でも、よくよく話を聞いたら、カイウス辺境伯に鉱山の管理を任されているだけで、鉱山自体は男爵家の財産でもなんでもないらしい。
下請けの中小企業みたいなもんだよね。
それは大変かも。
「あ、そうだ。忘れないうちにこれ。黒曜石。大きめのやつ持ってきたの」
「ありがとう! うわーうれしい」
「魔石も小さいやつは売り物にならないから、どうぞ。研究頑張ってね」
ツヤツヤの黒曜石は、前世でも見たことがあった。
その時はあまり興味がなかったけど。
今見ると、すごく素敵な石に思える。可能性を秘めているというか。
ハンベル領に入ると、森や草原が広がっていた。
山が多いカイウス領と比べると、のどかな田舎という風情だ。
牧畜が盛んらしく、ところどころに牛や馬を放牧している牧場が見える。
もしかして、上質のミルクの仕入れができたりして。
ハンベル伯爵は、キャロラインのおじいさんで、まだ現役らしい。
ハンベル領自体は、可もなく不可もなくといった感じで、そんなに野心のない伯爵様だとか。

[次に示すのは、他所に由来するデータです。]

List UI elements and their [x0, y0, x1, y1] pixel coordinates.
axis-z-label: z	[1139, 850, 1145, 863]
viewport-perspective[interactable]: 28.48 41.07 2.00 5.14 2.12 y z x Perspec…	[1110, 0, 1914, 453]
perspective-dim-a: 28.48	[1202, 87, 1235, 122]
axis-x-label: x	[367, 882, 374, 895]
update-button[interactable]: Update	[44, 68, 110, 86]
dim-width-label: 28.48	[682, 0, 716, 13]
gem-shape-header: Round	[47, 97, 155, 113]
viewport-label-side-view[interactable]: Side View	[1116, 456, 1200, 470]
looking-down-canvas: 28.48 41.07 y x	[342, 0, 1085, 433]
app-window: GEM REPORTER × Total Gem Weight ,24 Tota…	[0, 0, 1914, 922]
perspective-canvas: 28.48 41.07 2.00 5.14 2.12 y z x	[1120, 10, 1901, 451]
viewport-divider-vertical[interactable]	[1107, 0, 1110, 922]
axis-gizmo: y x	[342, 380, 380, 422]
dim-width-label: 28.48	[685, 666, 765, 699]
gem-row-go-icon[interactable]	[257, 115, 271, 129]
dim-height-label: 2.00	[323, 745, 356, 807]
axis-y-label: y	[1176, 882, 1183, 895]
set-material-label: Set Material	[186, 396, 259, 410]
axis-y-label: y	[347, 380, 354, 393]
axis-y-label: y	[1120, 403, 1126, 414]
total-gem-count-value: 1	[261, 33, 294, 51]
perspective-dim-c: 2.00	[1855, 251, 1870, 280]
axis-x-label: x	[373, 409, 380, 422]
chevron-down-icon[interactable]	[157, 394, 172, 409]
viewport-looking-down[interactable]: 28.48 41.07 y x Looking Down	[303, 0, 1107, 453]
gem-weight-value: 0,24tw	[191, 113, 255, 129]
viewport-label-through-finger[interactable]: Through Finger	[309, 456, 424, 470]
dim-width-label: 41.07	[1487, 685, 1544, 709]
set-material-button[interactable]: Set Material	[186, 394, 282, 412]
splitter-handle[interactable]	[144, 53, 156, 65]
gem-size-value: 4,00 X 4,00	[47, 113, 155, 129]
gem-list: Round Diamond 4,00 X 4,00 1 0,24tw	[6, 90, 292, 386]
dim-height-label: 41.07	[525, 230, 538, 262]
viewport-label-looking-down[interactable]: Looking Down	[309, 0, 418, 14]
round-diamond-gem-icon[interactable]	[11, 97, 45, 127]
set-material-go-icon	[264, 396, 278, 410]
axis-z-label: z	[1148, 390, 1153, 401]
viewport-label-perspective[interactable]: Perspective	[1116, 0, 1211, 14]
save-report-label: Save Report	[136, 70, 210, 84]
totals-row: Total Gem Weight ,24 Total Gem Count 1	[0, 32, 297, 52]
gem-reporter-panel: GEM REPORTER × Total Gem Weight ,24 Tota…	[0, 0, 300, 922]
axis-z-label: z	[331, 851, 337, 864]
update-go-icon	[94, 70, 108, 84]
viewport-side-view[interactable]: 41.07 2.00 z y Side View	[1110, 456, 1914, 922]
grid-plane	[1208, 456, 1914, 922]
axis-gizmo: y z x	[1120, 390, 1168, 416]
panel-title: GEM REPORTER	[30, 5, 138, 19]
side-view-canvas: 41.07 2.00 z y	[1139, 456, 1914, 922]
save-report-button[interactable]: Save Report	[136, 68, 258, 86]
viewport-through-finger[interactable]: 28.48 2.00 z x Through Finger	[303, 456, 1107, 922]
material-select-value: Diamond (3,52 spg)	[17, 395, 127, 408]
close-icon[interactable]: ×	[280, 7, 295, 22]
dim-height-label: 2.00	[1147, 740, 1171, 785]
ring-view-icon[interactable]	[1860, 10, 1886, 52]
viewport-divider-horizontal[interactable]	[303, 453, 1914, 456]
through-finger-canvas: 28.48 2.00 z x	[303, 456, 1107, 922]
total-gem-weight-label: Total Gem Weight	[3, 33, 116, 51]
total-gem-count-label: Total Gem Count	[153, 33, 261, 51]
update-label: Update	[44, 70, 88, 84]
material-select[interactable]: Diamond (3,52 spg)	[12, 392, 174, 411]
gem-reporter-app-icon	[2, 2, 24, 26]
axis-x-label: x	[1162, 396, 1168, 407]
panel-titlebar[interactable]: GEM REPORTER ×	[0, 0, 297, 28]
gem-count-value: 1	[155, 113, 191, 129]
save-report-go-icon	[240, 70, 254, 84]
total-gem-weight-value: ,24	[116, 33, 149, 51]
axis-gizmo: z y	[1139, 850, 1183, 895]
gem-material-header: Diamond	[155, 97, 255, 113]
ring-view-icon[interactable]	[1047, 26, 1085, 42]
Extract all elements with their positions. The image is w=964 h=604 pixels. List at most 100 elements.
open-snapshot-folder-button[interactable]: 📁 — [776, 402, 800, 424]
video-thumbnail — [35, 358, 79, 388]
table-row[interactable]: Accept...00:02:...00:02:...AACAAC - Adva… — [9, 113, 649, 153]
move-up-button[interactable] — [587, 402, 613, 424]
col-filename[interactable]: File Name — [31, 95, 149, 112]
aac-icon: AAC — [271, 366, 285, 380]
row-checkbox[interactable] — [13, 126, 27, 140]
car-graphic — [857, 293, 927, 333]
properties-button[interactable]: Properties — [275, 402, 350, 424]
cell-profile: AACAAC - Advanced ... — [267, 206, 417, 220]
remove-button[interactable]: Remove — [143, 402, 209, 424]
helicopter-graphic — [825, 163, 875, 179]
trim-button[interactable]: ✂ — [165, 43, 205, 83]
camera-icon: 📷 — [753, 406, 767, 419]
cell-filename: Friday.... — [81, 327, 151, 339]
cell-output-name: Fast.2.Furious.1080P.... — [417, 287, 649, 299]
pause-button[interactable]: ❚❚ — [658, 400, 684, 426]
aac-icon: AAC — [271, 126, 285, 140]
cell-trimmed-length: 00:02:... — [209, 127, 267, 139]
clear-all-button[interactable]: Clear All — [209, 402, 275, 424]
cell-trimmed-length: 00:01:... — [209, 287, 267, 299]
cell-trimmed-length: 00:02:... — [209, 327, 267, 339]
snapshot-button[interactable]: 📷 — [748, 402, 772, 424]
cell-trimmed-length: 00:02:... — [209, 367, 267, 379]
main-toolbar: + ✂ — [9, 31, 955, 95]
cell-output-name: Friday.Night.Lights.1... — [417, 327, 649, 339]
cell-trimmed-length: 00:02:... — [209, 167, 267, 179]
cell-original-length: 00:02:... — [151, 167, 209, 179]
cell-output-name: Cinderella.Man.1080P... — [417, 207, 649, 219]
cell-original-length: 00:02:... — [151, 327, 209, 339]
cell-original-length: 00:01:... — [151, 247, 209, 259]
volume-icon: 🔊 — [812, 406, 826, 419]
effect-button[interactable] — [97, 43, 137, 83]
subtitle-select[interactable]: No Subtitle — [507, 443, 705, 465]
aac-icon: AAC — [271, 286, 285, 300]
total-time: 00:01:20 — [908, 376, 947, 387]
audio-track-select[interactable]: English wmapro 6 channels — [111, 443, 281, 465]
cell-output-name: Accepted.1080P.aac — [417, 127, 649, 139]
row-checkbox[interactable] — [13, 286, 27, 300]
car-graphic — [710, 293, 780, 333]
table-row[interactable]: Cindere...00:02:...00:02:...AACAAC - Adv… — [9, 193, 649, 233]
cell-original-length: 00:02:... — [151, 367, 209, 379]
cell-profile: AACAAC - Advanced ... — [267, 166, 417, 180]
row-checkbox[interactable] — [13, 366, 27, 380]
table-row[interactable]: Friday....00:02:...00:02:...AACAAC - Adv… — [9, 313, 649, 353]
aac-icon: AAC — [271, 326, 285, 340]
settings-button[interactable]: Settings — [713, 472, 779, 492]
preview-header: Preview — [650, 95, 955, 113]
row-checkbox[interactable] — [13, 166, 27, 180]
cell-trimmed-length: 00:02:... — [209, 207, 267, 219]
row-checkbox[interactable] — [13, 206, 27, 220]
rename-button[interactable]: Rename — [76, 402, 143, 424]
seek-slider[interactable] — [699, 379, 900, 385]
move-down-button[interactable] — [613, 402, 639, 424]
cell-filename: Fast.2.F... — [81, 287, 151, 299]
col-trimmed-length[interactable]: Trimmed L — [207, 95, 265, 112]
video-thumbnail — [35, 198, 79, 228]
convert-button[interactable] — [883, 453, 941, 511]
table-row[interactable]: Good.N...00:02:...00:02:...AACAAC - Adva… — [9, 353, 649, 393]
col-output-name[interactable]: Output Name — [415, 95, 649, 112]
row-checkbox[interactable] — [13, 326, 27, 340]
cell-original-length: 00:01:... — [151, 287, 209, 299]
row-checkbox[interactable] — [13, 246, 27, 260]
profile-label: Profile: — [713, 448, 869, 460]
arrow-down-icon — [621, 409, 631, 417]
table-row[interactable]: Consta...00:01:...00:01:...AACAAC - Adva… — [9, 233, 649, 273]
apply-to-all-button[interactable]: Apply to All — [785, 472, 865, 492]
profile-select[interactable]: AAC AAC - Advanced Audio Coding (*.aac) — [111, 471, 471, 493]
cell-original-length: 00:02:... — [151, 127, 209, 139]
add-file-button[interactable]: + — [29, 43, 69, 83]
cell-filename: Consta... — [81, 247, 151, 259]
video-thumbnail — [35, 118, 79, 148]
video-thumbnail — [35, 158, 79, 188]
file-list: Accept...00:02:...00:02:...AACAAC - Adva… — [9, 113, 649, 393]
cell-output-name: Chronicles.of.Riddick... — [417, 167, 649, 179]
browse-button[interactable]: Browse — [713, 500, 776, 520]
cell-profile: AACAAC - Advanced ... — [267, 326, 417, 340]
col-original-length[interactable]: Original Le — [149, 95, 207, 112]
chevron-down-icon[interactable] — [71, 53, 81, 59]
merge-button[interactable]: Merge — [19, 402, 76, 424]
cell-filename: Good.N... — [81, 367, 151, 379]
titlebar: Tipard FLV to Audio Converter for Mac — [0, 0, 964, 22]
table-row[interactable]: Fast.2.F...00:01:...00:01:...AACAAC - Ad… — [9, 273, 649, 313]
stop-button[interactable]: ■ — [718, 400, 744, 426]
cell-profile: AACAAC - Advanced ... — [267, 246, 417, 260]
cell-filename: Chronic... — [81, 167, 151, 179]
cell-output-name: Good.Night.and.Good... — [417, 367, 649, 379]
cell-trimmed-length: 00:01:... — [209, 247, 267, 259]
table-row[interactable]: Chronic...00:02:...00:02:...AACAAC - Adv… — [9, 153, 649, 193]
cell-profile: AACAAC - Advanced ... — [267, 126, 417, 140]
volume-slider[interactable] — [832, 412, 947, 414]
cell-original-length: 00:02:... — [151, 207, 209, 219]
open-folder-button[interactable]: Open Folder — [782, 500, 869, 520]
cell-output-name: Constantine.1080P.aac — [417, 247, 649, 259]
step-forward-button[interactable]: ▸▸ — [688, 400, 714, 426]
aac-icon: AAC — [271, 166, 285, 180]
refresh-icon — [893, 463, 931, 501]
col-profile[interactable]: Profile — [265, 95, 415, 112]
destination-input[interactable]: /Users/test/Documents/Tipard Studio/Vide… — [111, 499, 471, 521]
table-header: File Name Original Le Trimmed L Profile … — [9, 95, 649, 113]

そういえば、キャロラインも伯爵令嬢のわりには、こんな平民に親切だもんね。
最近私も、少しは貴族のことに詳しくなってきましたよ。
初めてカイウス領に移住してきたときは、すごい都会って思ったけど、王都に比べたら全然田舎らしい。
東京と大阪の違いみたいなもんかな。
夜が更ける前になんとか目的地に着いて、倉庫のようなところで荷物を引き渡した。
私が収納から魔石を出したときには、すごく驚かれたけど。
こんなに早く全部届くと思っていなかったらしく、えらく感謝された。
宅配便の配達員になった気分。
それから、ハンベル伯爵の方で手配してくれていた宿に泊った。
すごくいい宿だったので、もしかしたらキャロラインが気を使ってくれたのかも。
翌日はもう帰るだけだったので、宿の人に教えてもらって、少し乳製品をゲットした。
濃厚なミルクと、チーズ!
この世界って、冷蔵庫が普及していないせいで、こういうものは生産地でしか買えないのです。
カイウス領でも、ミルクは売ってるけど、そういうお店は自分のところで乳牛を飼ってるんだとか。
ある意味新鮮なんだけど、収納持ってない普通の人は、本当に不便だろうなあと思う。
まあ、チーズは保存食だから、ある程度は日持ちするけどね。
今回の旅が楽しかったから、ローレンにはまた運ぶ用事があったら声かけてね、と言っておいた。
お代は、クズの魔石で。
まだ学生だから、お金儲けは考えていないけど、考えたらずいぶん物々交換してるなあ。
まるでわらしべ長者になった気分。
◇
寮に帰って、机の上に魔石と黒曜石を並べてみる。
どっちも黒い石だけど、魔石の方はキラキラしている。
見た目の違いはそれだけだ。
このキラキラ成分を、黒曜石に付与できたらいいわけだよね。
ずっと前に論文のテーマとして考えていたのは、亜空間内の荷物の転移だ。
だけど、それは今の私にはとてつもなく遠い目標。
とりあえず、この魔石をテーマに何か研究できるといいな。
せっかく魔法がある世界にいるんだもの。
魔力の秘密を解明したいよね~
とりあえず、明日は図書館へ行こう。